Whitelaw was working at NASA in the 1980s, pursuing her dream of becoming an astronaut, practicing aikido, a Japanese form of self-defense, and doing zazen as part of her plan. While failing to fly into space, she rose to join the ranks of NASA and became assistant manager of the international space station.
But after the end of their marriage and the death of a close friend, Whitelaw decided to devote himself entirely to Zen training. “It went from doing something to make my life better to a deep investigation into what my life was about and how I could be of use with this instrument.”
She became a Zen priestess in 1996 and is now the founder and CEO of the Institute for Zen Leadership, a sister organization of Chosei Zen.
The physical demands of the line often attract athletic spirits, such as Madison Dojo director Scott Kou-un Kiel Roshi.
“I meditated independently and then practiced martial arts in another dojo,” and found Chosei Zen looking for a place that combined the two, he said. “Much Aikido is more Aikido-Jiujitsu. They teach you the techniques, but they don’t teach you what that has to do with being a real person. ”
What concerns many students, however, are the other challenges of this tradition, such as the steep learning curve of the Japanese bamboo flute or shakuhachi. It can take months to sustain a single note. “Only recently have I been able to play the high registers more easily,” says student Dave Stahlberg. “The idea is to stay on the ball, even after failure, failure, failure, failure, breakthrough, failure, failure, failure, failure, failure, breakthrough. I’m really enjoying this.
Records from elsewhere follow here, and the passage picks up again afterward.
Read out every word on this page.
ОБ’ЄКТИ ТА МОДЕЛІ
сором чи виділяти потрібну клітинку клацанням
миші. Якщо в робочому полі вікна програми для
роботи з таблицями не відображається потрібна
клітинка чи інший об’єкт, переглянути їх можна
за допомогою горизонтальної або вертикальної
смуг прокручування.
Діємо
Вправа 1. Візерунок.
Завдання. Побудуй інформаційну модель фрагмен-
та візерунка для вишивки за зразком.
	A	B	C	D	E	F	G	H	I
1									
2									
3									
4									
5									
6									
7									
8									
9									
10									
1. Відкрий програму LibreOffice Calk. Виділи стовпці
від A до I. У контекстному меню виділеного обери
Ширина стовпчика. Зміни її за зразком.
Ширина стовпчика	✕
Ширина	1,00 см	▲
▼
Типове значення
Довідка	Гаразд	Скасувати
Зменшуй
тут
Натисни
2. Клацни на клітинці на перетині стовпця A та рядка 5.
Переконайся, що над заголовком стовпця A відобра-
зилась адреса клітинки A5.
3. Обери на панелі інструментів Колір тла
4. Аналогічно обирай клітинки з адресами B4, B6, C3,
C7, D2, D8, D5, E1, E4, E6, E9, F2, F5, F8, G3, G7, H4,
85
I do not know why.”
Kate Watters first heard Shakuhachi during a three-day online intensive. “It was like this guide that guided me through this difficult matter with such beauty,” she said. “And here I am. It’s very frustrating, but I remember that sound and think maybe, just maybe, one day. “
While technology is important and frustration is a given, Rinzai-Zen is designed to spark a deeper question of the self. “Who are you?” asked Honda, who is still the main shakuhachi teacher at the sister dojo in Hawaii. “One of the ways in Zen is to cultivate doubt. The bigger the doubt, the better. And with ‘Who am I?’ to do.”
After leaving the Chosei Zen Retreat three years ago, Kristi Crymes said, “People reacted differently to me and I reacted differently to my surroundings.” Usually shy, she said the training made her more sociable and present in her work .
More importantly, it changed the way she worked as a doctor – rearranged the relationship between thinking and acting. “The only way to practice medicine responsibly and meaningfully is through this lens,” she said. “It keeps me the way I want to be.”